A theory: if God really is Octavia Spencer, then Christianity would be even more of a thing. In a time of crisis, Octavia Spencer kneading dough in the kitchen, wiping your tears and telling you everything is going to be fine is exactly what you want, if you really think about it. And it’s exactly what Mack (Worthington) gets after finding a note in his mailbox, from what he assumes is his daughter’s killer playing a cruel joke. Returning to the shack where she was killed in the hopes of a confrontation, he instead finds three mysterious strangers who want to help him out of his slump by smiling knowingly at him for 132 minutes.
The “crisis of faith” plot can produce some of the greatest movies there are, and they needn’t be religious: if they have heart you can suspend your own disbelief in God because a crisis of faith is a crisis of self. It’s a broken man on a bridge thinking the world is better off without him. But even when Mack has a gun in his mouth, even as a man reduced to talking like a sad Bane, The Shack never reaches a point where you feel something real.

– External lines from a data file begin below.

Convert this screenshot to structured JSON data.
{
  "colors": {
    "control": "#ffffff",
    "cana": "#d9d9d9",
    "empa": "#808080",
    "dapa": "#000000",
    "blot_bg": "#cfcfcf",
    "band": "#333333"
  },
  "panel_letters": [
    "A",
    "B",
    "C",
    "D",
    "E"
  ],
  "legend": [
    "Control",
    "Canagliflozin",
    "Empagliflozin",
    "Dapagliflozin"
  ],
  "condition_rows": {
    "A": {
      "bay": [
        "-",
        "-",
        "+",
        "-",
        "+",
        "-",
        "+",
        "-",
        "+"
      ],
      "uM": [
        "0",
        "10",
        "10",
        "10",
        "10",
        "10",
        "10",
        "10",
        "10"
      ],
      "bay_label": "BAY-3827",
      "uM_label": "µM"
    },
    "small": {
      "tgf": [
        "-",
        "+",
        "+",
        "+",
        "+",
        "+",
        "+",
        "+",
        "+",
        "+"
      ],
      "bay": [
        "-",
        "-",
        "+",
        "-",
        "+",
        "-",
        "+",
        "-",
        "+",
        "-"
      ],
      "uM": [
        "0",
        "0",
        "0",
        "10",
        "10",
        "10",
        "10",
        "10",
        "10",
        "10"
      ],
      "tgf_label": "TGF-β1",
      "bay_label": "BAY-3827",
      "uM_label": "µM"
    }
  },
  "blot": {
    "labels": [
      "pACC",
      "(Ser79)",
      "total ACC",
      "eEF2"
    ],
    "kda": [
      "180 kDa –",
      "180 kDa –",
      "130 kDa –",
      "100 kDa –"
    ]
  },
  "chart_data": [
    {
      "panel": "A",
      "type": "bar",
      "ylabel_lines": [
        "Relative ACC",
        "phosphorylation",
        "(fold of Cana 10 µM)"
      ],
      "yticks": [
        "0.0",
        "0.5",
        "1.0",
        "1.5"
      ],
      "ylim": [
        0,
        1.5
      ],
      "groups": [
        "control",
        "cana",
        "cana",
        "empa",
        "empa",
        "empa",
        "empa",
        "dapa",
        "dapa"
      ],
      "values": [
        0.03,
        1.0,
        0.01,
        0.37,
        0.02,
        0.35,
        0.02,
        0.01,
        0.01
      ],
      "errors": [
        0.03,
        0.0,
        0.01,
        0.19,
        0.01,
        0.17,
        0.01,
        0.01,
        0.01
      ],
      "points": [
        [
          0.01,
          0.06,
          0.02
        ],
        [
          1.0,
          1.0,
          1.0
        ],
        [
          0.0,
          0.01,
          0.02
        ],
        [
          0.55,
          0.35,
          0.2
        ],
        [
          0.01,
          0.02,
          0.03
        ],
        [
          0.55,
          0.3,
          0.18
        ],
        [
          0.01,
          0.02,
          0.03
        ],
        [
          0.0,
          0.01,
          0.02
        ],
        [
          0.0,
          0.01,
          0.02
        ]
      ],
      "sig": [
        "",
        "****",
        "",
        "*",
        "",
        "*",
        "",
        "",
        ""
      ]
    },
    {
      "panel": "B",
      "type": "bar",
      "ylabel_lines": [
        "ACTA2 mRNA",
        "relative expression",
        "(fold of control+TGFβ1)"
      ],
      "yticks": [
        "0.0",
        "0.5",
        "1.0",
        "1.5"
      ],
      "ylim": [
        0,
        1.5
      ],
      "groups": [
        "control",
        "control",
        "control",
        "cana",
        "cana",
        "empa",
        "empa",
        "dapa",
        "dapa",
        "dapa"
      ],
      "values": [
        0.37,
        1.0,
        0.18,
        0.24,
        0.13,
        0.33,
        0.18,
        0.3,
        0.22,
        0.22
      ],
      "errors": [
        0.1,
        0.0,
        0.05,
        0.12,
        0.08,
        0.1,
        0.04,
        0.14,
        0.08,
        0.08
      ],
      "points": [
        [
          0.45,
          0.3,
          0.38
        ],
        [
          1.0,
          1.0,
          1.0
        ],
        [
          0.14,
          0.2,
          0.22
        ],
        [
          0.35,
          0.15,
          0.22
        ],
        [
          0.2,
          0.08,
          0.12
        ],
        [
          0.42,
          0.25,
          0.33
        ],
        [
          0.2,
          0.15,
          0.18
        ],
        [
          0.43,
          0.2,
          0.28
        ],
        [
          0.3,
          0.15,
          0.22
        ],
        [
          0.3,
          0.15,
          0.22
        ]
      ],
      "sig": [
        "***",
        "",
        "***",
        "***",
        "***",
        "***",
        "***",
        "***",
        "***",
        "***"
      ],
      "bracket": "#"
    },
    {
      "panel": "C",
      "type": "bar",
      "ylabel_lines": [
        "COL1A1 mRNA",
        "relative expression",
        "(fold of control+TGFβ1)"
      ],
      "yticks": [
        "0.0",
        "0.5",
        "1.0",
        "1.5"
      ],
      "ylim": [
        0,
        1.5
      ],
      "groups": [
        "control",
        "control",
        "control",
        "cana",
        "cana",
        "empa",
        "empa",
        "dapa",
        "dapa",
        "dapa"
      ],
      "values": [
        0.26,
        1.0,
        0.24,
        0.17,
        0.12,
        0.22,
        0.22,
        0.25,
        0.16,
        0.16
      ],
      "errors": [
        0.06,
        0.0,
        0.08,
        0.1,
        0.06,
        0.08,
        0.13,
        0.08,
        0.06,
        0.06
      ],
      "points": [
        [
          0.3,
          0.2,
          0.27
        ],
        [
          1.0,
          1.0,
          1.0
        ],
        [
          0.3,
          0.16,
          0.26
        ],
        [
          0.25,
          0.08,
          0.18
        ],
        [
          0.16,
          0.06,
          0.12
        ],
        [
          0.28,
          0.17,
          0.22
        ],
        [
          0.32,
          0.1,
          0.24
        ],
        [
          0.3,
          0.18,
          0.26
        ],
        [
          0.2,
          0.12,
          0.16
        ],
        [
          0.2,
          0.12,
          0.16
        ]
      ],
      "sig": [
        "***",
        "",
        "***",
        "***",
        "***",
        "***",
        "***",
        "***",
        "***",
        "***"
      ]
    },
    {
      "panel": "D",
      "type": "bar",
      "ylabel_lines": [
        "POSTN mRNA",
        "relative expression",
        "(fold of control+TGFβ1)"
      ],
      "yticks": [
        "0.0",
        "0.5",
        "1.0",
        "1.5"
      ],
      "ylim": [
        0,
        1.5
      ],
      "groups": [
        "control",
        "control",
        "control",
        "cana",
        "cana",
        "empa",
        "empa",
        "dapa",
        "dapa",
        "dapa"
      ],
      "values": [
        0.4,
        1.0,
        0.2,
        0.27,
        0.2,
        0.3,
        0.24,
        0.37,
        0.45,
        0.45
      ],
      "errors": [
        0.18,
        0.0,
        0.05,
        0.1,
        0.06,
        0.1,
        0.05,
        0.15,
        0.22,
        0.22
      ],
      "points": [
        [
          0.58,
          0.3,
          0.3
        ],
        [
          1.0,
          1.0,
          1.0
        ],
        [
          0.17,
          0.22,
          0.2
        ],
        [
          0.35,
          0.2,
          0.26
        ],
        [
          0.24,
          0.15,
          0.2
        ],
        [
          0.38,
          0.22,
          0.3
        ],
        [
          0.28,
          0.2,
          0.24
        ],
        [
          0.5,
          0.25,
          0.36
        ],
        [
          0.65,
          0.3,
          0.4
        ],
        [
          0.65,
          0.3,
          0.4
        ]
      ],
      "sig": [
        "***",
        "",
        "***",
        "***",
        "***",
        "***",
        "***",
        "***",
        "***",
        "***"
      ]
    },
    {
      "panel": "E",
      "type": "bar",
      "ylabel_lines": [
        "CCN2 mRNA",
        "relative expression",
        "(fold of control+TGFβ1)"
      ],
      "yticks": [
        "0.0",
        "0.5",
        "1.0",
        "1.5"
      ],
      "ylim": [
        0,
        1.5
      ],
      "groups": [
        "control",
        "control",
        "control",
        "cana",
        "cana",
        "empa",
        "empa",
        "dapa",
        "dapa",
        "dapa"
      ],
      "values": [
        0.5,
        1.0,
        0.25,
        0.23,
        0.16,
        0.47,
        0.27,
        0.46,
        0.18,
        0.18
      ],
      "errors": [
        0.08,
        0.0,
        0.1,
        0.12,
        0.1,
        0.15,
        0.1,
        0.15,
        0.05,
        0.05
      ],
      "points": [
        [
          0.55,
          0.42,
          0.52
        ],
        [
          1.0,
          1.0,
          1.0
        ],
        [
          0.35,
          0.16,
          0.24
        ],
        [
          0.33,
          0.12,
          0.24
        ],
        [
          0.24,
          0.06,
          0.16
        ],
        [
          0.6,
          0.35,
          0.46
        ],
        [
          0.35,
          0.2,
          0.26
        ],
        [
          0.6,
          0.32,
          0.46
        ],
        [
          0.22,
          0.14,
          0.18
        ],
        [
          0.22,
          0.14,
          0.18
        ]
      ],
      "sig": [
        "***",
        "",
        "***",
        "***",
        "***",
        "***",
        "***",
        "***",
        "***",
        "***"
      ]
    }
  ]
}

Worthington gives us nothing to reveal the true internal horror of a man lost, and all we get is Hallmark approximations of healing. It’s like the Lifetime channel remade It’s a Wonderful Life using TV evangelist clichés and stock-image photos from Christian leaflets handed out in the street. If The Shack has anything to offer you it’s probably the relief you feel after walking out of two hours of this overly long film. It washes over you as if you were touched by God.